Meet the services provided them: A rental housing provider got Joe a room to live at a senior housing complex. Santa Fe Public Schools’ outreach workers got Maria’s mother into temporary housing and Maria back into first grade. Five faith communities offer rotating housing and meals for young adults, including Frankie. Evita got down payment assistance from a housing nonprofit so she could move back to Santa Fe and afford her own house.
Elena and kids graduated from a shelter and, with use of a housing voucher, got a
rental housing unit. And meals are delivered daily to Erica so she can continue to live in her home in a Santa Fe neighborhood.
Meet the city’s role: resources to help these six Santa Feans and hundreds of others are approved by the mayor and City Council, based on recommendations by staff and vetted by the Community Development Commission. Packets assembled by the staff of requests from our nonprofit providers give a glimpse of the enormous housing, social services and community development needs of our Santa Fe neighbors. Some towns in New Mexico, when it comes to community development, prioritize paving streets.
Thankfully, the mayor and City Council has prioritized putting roofs over Santa Feans’ heads.
Meet the funder: Uncle Sam. Ever since Richard Nixon was president, the Community Development Block Grant Program has poured resources into states and communities to let them decide how to promote community development.

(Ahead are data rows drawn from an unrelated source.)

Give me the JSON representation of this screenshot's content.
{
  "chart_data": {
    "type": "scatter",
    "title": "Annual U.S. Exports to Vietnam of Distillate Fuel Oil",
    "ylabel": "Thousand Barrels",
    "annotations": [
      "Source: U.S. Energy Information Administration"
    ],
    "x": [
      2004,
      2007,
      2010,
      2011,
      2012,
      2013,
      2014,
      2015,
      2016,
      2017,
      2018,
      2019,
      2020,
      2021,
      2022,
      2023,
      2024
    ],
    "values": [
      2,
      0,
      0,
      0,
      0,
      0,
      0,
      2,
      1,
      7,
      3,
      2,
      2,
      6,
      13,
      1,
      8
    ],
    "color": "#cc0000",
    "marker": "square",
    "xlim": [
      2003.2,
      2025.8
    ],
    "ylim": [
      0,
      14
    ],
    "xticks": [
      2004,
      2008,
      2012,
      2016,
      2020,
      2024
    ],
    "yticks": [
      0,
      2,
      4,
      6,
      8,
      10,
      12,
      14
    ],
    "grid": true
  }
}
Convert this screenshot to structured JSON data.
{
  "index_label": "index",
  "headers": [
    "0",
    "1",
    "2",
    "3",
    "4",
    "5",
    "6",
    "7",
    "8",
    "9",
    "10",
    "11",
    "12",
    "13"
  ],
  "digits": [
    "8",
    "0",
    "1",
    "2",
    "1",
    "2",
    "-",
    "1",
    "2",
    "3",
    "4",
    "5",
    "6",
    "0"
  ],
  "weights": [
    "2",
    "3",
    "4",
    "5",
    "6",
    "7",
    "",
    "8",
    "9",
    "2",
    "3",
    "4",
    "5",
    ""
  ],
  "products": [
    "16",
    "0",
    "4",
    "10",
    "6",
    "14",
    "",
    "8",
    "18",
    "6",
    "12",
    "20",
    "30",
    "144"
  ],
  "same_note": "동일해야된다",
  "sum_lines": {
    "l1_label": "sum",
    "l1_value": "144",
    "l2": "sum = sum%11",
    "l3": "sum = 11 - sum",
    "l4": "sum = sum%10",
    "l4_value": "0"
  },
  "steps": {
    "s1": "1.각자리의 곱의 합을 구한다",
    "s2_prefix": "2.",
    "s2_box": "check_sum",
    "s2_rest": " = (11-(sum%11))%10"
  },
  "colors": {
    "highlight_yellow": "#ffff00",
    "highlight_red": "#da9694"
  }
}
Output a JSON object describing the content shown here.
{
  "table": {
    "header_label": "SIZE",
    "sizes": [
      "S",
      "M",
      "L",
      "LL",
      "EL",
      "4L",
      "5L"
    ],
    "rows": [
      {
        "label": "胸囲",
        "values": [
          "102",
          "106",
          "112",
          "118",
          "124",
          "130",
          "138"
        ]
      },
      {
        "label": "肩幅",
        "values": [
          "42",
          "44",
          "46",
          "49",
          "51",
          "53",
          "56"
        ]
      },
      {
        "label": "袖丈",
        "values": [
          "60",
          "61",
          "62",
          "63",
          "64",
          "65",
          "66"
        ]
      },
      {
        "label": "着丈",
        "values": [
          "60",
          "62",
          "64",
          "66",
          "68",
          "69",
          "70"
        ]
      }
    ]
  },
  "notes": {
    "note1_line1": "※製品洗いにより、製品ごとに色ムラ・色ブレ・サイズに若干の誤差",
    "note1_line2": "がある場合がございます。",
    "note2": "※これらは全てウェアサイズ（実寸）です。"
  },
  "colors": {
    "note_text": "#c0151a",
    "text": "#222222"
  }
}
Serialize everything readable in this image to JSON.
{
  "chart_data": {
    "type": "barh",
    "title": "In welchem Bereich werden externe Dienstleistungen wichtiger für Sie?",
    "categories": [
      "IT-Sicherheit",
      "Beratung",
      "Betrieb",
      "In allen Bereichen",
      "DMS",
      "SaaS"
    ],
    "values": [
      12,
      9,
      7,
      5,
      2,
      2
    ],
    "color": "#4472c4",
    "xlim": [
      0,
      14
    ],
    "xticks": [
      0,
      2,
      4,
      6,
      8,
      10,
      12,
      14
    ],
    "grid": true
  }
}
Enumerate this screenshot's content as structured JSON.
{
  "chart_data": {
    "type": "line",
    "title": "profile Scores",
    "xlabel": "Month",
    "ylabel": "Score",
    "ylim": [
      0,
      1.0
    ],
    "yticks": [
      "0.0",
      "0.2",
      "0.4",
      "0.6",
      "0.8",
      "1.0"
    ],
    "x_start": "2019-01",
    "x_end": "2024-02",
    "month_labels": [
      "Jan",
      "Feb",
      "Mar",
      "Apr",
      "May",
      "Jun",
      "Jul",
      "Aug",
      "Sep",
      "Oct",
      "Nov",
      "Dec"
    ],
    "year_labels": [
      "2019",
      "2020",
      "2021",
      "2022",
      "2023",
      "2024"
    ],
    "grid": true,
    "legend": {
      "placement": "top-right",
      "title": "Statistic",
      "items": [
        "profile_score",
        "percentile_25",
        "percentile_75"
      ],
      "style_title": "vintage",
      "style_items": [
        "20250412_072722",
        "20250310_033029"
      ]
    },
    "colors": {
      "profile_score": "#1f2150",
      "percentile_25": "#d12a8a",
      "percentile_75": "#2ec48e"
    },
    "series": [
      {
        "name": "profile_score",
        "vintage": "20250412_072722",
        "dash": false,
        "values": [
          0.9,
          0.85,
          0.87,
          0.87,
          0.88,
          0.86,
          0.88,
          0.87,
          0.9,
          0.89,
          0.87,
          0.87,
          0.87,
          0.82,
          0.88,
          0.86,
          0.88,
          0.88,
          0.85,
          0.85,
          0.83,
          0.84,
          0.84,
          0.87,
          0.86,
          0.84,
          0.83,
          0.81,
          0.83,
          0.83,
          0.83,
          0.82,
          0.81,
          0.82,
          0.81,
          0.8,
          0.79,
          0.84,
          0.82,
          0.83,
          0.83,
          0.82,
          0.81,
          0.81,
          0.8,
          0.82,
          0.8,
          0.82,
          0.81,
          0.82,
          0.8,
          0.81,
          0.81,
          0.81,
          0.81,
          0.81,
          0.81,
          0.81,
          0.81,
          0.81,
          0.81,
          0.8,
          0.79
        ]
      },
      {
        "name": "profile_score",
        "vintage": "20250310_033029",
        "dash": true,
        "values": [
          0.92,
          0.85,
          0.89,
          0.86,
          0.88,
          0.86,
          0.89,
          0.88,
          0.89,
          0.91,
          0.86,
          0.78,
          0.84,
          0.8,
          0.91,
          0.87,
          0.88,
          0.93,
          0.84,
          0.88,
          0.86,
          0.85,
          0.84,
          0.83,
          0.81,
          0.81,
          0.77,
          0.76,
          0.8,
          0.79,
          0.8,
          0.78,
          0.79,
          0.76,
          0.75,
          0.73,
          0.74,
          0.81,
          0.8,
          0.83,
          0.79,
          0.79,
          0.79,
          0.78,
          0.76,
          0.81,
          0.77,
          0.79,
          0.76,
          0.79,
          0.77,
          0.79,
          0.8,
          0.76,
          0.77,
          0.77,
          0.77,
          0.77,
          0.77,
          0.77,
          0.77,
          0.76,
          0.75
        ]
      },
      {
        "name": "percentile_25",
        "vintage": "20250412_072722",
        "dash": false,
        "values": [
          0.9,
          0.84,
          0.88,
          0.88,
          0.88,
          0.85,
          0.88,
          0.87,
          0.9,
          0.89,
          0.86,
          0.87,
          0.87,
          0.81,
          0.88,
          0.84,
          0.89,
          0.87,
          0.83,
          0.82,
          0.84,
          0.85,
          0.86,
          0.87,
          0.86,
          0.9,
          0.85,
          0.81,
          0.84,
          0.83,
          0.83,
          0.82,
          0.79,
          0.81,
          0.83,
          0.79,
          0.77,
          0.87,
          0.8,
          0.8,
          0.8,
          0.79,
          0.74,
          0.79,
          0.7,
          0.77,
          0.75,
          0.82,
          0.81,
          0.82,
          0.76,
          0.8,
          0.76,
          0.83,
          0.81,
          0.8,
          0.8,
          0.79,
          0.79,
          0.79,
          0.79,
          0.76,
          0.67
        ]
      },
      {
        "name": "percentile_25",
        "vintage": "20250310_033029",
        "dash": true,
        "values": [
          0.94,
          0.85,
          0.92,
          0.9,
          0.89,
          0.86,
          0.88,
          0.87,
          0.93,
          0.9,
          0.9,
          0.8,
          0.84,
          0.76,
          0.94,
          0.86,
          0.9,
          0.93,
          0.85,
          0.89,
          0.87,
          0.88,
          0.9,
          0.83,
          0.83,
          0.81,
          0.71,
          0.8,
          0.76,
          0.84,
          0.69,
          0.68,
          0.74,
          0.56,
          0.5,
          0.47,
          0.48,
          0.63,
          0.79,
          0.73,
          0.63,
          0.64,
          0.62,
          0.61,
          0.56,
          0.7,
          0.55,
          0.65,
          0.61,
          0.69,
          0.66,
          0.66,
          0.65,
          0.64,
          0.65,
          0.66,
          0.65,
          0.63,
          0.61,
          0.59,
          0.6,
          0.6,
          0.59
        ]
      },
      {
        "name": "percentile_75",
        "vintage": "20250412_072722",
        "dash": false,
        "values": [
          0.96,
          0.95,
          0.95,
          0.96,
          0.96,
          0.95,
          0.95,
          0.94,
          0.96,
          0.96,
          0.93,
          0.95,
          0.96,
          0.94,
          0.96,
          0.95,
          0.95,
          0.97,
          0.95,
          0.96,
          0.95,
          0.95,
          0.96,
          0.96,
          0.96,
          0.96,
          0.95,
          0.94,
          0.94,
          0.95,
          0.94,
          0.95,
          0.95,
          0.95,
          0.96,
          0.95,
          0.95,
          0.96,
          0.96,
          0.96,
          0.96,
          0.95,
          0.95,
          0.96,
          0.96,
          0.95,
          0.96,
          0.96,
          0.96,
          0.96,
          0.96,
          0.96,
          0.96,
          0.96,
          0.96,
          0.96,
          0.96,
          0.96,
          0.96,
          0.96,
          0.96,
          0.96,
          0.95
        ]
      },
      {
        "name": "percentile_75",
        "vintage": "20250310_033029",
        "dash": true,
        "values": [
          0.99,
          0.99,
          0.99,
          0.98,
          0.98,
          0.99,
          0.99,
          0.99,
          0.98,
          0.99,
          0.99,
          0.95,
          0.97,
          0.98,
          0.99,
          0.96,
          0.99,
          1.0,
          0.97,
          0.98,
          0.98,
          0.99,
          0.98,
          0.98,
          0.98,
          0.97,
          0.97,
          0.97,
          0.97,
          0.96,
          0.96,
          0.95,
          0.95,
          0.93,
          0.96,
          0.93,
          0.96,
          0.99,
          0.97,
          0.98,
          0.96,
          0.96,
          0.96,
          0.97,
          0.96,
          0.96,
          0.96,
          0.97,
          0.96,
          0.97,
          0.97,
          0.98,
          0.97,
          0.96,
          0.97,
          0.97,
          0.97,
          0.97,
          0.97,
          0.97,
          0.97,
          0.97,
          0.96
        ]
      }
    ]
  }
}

And what a difference this program has made — not only in the lives of the six people cited here but for people in every community throughout the nation.
One could hardly imagine a more successful federal, state, local, nonprofit partnership. And yet the Trump administration has zeroed out the Community Development Block Grant Program in its budget request to the Congress.
Surely this is one social safety net worth keeping in place. Fight the elimination of Community Development Block Grant and show Congress that this program is vital.